In the April 1938 issue, a hapless amateur maker relates his unfortunate experiences while attempting to find the ‘secret’ of Stradivari
DEAR SIR, Due to the articles in your paper a year ago I became an amateur violin-maker and have already completed a few instruments. On several occasions I have been privileged to spend a most enjoyable hour or two in Mr. Geo. Wulme-Hudson’s workshop and have there seen many types of varnish, which fired me with the ambition to make my own. So I got some oil of amber, linseed oil and turps and thought I would amuse myself.
After getting the right side of my wife, I borrowed a two-pint saucepan, assuring her it would be quite all right when I had finished with it, and poured in four ounces of linseed oil. It stated in the articles that this had to be heated over an electric hot-plate until thin, foggy vapours would arise, after which the amber oil had to be added, and these vapours would give way to a pleasant, resinous perfume. I accordingly put the saucepan on our electric cooker in the kitchen and switched on the current; “thin, foggy vapours” appeared right enough, and these got thicker and thicker, until the whole house was permeated with the equivalent of a London “pea-souper.”
These vapours were of a particularly choking nature, and my kiddies, who were in bed, woke up coughing, and then my wife commenced to say a few words, and I thought, after a while, that they were right in their objecting to the smell, as it did not seem at all nice, even to me, who you might call an enthusiast, seeking after the long-lost Cremona secret.
I therefore took the saucepan off the cooker with the intention of placing it in my garden, as far from the house as possible until it had cooled off, but just as I got to the open kitchen door the oil burst into flames. I threw the saucepan as far in the garden as I could, and watched the flaming oil burn itself out. My local chemist tells me that this combustion is not at all unusual when heating linseed oil, and your readers should be warned thereby.

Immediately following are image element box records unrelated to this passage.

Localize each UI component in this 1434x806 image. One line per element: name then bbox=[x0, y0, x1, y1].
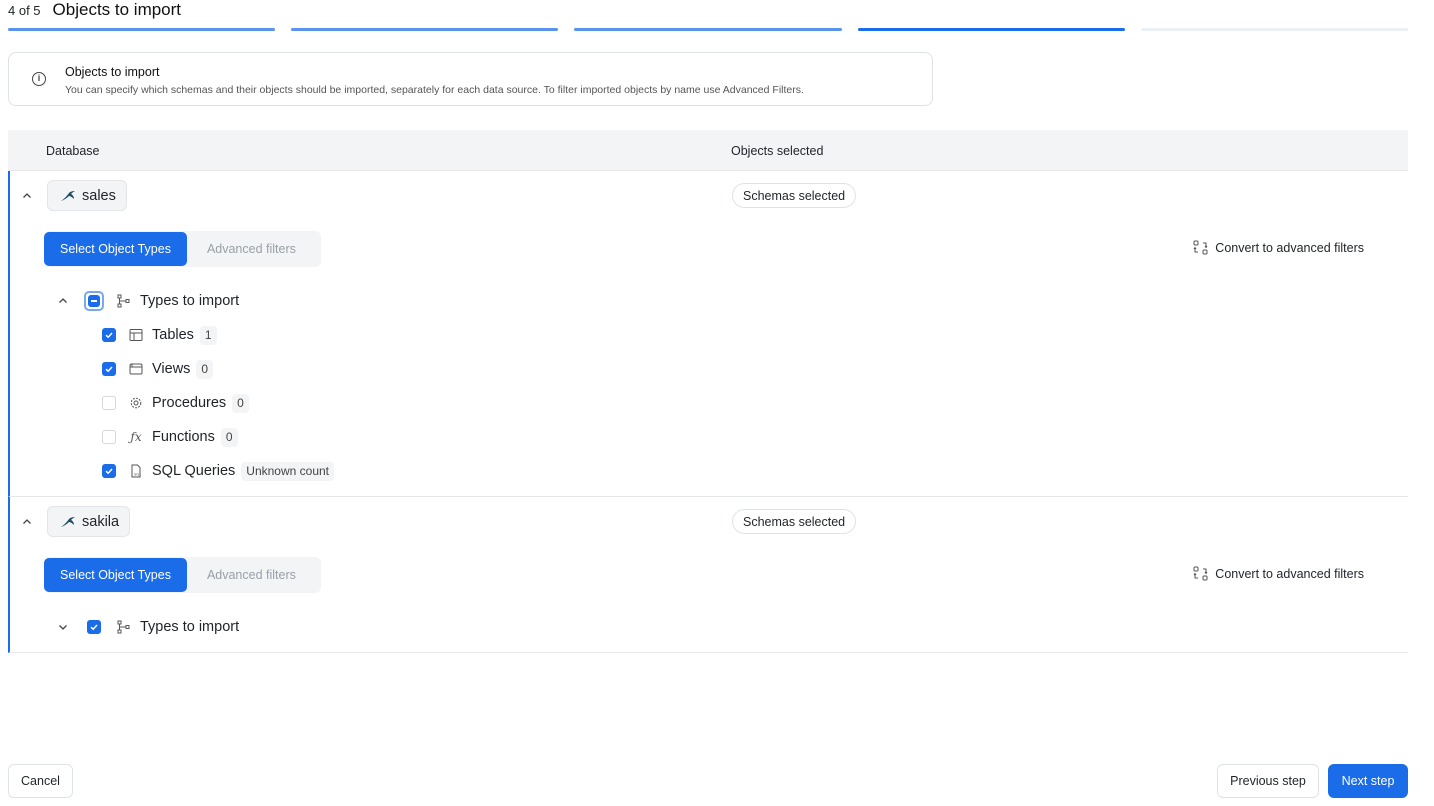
convert-to-advanced-filters-button[interactable]: Convert to advanced filters bbox=[1193, 240, 1364, 255]
collapse-chevron-up-icon[interactable] bbox=[20, 515, 34, 529]
tree-root-label: Types to import bbox=[140, 293, 240, 309]
type-label: Functions bbox=[152, 429, 215, 445]
tab-advanced-filters[interactable]: Advanced filters bbox=[187, 242, 316, 256]
count-badge: 0 bbox=[220, 427, 238, 447]
info-icon: i bbox=[32, 72, 46, 86]
collapse-chevron-up-icon[interactable] bbox=[56, 294, 70, 308]
convert-label: Convert to advanced filters bbox=[1215, 240, 1364, 255]
database-row-sales: sales Schemas selected Select Object Typ… bbox=[8, 171, 1408, 497]
tab-select-object-types[interactable]: Select Object Types bbox=[44, 558, 187, 592]
database-name: sakila bbox=[82, 513, 120, 530]
tab-advanced-filters[interactable]: Advanced filters bbox=[187, 568, 316, 582]
type-label: Views bbox=[152, 361, 191, 377]
function-icon: ƒx bbox=[130, 430, 142, 444]
sql-file-icon: SQL bbox=[128, 463, 144, 479]
step-counter: 4 of 5 bbox=[8, 2, 41, 18]
gear-icon bbox=[128, 395, 144, 411]
next-step-button[interactable]: Next step bbox=[1328, 764, 1408, 798]
convert-icon bbox=[1193, 240, 1208, 255]
hierarchy-icon bbox=[116, 619, 132, 635]
tab-select-object-types[interactable]: Select Object Types bbox=[44, 232, 187, 266]
convert-label: Convert to advanced filters bbox=[1215, 566, 1364, 581]
mode-toggle: Select Object Types Advanced filters bbox=[44, 557, 321, 593]
types-checkbox[interactable] bbox=[87, 620, 101, 634]
type-label: SQL Queries bbox=[152, 463, 236, 479]
tree-root-types-to-import: Types to import bbox=[56, 617, 239, 637]
step-progress-bar bbox=[8, 28, 1409, 31]
view-icon bbox=[128, 361, 144, 377]
hierarchy-icon bbox=[116, 293, 132, 309]
database-row-sakila: sakila Schemas selected Select Object Ty… bbox=[8, 497, 1408, 653]
type-row-procedures: Procedures 0 bbox=[102, 393, 249, 413]
mysql-dolphin-icon bbox=[61, 516, 75, 527]
cancel-button[interactable]: Cancel bbox=[8, 764, 73, 798]
convert-to-advanced-filters-button[interactable]: Convert to advanced filters bbox=[1193, 566, 1364, 581]
objects-selected-badge: Schemas selected bbox=[732, 509, 857, 534]
wizard-header: 4 of 5 Objects to import bbox=[8, 0, 181, 20]
tables-checkbox[interactable] bbox=[102, 328, 116, 342]
type-row-tables: Tables 1 bbox=[102, 325, 217, 345]
type-row-sql-queries: SQL SQL Queries Unknown count bbox=[102, 461, 334, 481]
column-header-database: Database bbox=[46, 144, 100, 158]
progress-step-1 bbox=[8, 28, 276, 31]
type-row-views: Views 0 bbox=[102, 359, 214, 379]
progress-step-2 bbox=[291, 28, 559, 31]
svg-text:SQL: SQL bbox=[134, 473, 141, 477]
info-title: Objects to import bbox=[65, 65, 160, 79]
type-label: Tables bbox=[152, 327, 194, 343]
table-header: Database Objects selected bbox=[8, 130, 1408, 171]
progress-step-5 bbox=[1140, 28, 1409, 31]
previous-step-button[interactable]: Previous step bbox=[1217, 764, 1319, 798]
convert-icon bbox=[1193, 566, 1208, 581]
type-label: Procedures bbox=[152, 395, 227, 411]
count-badge: 1 bbox=[199, 325, 217, 345]
table-icon bbox=[128, 327, 144, 343]
collapse-chevron-up-icon[interactable] bbox=[20, 189, 34, 203]
procedures-checkbox[interactable] bbox=[102, 396, 116, 410]
mysql-dolphin-icon bbox=[61, 190, 75, 201]
count-badge: 0 bbox=[232, 393, 249, 413]
progress-step-4 bbox=[857, 28, 1125, 31]
info-description: You can specify which schemas and their … bbox=[65, 84, 804, 96]
objects-selected-badge: Schemas selected bbox=[732, 183, 857, 208]
database-name: sales bbox=[82, 187, 116, 204]
types-indeterminate-checkbox[interactable] bbox=[84, 291, 104, 311]
expand-chevron-down-icon[interactable] bbox=[56, 620, 70, 634]
database-chip[interactable]: sakila bbox=[47, 506, 131, 537]
info-banner: i Objects to import You can specify whic… bbox=[8, 52, 933, 106]
sql-queries-checkbox[interactable] bbox=[102, 464, 116, 478]
mode-toggle: Select Object Types Advanced filters bbox=[44, 231, 321, 267]
progress-step-3 bbox=[574, 28, 842, 31]
database-chip[interactable]: sales bbox=[47, 180, 127, 211]
views-checkbox[interactable] bbox=[102, 362, 116, 376]
page-title: Objects to import bbox=[52, 0, 182, 19]
type-row-functions: ƒx Functions 0 bbox=[102, 427, 238, 447]
tree-root-label: Types to import bbox=[140, 619, 240, 635]
count-badge: Unknown count bbox=[241, 461, 334, 481]
functions-checkbox[interactable] bbox=[102, 430, 116, 444]
tree-root-types-to-import: Types to import bbox=[56, 291, 239, 311]
column-header-objects-selected: Objects selected bbox=[731, 144, 824, 158]
count-badge: 0 bbox=[196, 359, 214, 379]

Of course, I had to buy two new saucepans, one to square my wife and the other to enable me to continue my experiments, as I was now refused the loan of any cooking utensils, and also banished from the house whilst doing this work.
Anyway, although I do not hope to succeed where so many cleverer men have already failed in the past, I do begin to think that when the “long-lost secret” is found the recipe will probably read like this: “Take some amber and crush it, place in pot with 2d. worth of linseed oil and 2d. worth of turps and heat for a few hours; if you are not stifled with the fumes by then (and your house is not burned down) you might have some Cremona varnish, but to be absolutely certain, you should throw this in the dust-bin and purchase a small bottle of varnish from the violin shop.”